Harry's friend, Don Forbes, told him about one day on the lake in February of 1942,
with the temperatures well down into the twenties. As
Mojarra
labored against the
choppy waves, spray splashed onto the bridge and froze almost on contact. It was
caked two or three inches thick on everything, from the two periscopes to the safety
railings that held in the lookouts. Fostel ordered the boat submerged, but the twenty-four
inch wide air intake vent, which had to be closed to make the boat watertight, had
frozen solid in the open position. The bridge personnel, busy trying to keep from
freezing, had not noticed the open hatch.

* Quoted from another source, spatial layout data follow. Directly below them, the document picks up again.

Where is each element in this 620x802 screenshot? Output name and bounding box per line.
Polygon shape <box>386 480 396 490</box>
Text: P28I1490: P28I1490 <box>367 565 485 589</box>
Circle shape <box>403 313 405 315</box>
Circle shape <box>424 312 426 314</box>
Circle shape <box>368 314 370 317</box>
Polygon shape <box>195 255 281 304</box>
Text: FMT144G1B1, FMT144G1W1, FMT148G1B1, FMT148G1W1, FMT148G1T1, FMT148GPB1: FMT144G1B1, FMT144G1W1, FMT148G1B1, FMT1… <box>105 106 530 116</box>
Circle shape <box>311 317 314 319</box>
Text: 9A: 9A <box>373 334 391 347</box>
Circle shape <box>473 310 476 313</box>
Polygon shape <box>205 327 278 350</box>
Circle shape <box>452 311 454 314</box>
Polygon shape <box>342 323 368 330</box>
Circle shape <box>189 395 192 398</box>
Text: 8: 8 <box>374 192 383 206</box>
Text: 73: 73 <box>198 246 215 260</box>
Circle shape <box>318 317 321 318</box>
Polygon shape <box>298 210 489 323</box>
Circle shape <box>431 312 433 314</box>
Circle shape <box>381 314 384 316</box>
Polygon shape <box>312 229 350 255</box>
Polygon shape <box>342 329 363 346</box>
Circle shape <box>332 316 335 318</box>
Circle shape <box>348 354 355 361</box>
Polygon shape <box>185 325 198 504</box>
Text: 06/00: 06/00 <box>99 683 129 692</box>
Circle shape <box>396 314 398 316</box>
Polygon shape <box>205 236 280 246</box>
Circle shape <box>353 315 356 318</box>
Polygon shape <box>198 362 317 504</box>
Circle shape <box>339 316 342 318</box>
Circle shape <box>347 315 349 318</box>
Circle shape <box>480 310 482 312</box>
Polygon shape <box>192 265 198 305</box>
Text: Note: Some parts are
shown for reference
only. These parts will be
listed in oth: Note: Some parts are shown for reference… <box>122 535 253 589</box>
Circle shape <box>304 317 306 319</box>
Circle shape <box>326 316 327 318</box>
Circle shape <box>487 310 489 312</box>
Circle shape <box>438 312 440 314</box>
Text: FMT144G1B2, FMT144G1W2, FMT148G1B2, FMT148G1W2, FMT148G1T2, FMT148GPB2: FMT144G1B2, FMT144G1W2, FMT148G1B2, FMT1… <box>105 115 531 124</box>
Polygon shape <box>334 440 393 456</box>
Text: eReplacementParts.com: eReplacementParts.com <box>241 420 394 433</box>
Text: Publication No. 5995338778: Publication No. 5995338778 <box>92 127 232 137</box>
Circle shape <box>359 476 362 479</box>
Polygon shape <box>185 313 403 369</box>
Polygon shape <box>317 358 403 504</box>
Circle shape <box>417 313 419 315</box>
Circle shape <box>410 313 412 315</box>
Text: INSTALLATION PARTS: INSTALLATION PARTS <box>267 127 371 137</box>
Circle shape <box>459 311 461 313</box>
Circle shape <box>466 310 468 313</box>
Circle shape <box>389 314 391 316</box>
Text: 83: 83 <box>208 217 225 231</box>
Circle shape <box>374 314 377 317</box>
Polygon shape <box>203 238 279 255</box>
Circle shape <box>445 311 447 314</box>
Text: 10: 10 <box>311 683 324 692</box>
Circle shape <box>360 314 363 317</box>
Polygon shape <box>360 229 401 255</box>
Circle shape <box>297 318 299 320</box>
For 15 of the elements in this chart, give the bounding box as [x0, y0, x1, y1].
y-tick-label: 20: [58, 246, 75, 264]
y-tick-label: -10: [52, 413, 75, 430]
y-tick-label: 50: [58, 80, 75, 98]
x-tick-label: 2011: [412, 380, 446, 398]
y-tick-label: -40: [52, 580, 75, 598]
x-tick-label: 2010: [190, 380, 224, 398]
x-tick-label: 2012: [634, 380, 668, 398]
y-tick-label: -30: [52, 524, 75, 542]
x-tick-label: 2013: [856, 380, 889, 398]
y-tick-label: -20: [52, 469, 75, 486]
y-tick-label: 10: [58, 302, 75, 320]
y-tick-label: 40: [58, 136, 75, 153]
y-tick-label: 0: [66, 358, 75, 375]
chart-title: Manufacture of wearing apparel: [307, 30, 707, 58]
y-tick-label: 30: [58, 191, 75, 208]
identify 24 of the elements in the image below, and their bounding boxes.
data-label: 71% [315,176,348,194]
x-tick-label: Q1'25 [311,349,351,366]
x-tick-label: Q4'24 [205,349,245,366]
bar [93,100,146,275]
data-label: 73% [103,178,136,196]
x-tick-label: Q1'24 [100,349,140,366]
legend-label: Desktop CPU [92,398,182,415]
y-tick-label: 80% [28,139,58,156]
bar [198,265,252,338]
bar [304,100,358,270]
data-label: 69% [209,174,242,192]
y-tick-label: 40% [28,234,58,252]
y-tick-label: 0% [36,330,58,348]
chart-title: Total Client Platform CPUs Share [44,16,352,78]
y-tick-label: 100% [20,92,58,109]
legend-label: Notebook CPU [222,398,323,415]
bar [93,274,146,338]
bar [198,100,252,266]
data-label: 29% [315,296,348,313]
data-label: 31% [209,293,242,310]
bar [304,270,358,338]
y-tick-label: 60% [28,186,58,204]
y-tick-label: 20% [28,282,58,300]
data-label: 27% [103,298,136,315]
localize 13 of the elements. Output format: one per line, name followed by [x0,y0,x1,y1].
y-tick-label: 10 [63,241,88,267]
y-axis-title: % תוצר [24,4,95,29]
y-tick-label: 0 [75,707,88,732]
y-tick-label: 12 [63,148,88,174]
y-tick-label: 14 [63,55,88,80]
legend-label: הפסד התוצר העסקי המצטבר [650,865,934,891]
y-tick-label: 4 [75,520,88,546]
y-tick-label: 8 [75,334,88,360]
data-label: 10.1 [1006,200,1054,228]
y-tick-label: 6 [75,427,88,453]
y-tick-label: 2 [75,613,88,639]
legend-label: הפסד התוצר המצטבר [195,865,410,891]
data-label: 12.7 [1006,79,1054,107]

As diving officer, when the light on the Green Board showed “red” for the intake,
Forbes had cancelled the dive and blown the ballast tanks. This quick action had
saved the boat. Had she submerged, it would have been only a matter of minutes before
the ice on top of the open valve melted, water poured in by the ton, and the boat
went down, carrying the entire crew to their deaths.

Fostel had yelled, “This is the end! My God, we can't even submerge this goddamn
boat!”

That was a bad thing to say on a submarine. The men in the conning tower had looked
askance at the captain, not wanting their submarine to be the object of scorn.

Fostel went on. “What will happen next? Mr. Forbes,” he said, his voice rising, his
head nodding as he walked toward the young officer. “You are the diving officer.
I have made SOO-perhuman efforts to give all of you people a chance to learn the
difficult, difficult job of commanding a warship. I would think that you could respond
by arranging it so we could
SUBMERGE!
After all, what are we?”

No one dared speak or even look directly at the captain. Fostel went on anyway, speaking
even louder, spittle flying from his mouth.

“We are a submarine! S-U-B-M-A-R-I-N-E!”

He did not seem to notice or care when it took three men with hatchets twenty minutes
to chip the solid block of ice from the air intake so
Mojarra
could indeed dive.
Forbes hadn't dared say anything to Fostel, then or now, but Harry knew he was still
pretty upset about the whole mess.

Forbes was hardly the only one Fostel bullied. The result was an inefficient boat
on which men squabbled with each other over nothing, and no one wished to take responsibility.
In its five war patrols, all under Fostel, the submarine only sank three ships. Fostel
always blamed the poor record on “bad luck.”

Younger, more aggressive men were gradually replacing the older commanders. But that
took time, months even. When Vice Admiral Charles
Lockwood, better known as “Uncle
Charlie,” took over the submarine command in May of 1942, everyone on
Mojarra
hoped
he'd remove Fostel. No such luck. Hostile Fostel was still in command. In the meantime,
competent officers that came to
Mojarra
had unsavory experiences and so transferred
out as quickly as they could, in a continual revolving door of personnel.

Harry had come to the boat as executive officer. Due to a curious incident, he was
the only officer of the nine aboard who became exempt to Fostel's continuous barrage.
Harry had actually upstaged the captain in firing two torpedoes at a freighter at
the last second. With Fostel on the scope in the conning tower, all of the preparations
for firing had been completed. The enemy ship was just seconds away from an optimum
firing setup when the captain began to berate one of the crew! Harry never knew who
it was. He had been watching the Combat Data Computer, a very complicated calculating
machine, as the diatribe began. It became obvious to Harry that they had to fire
immediately or the torpedoes would miss.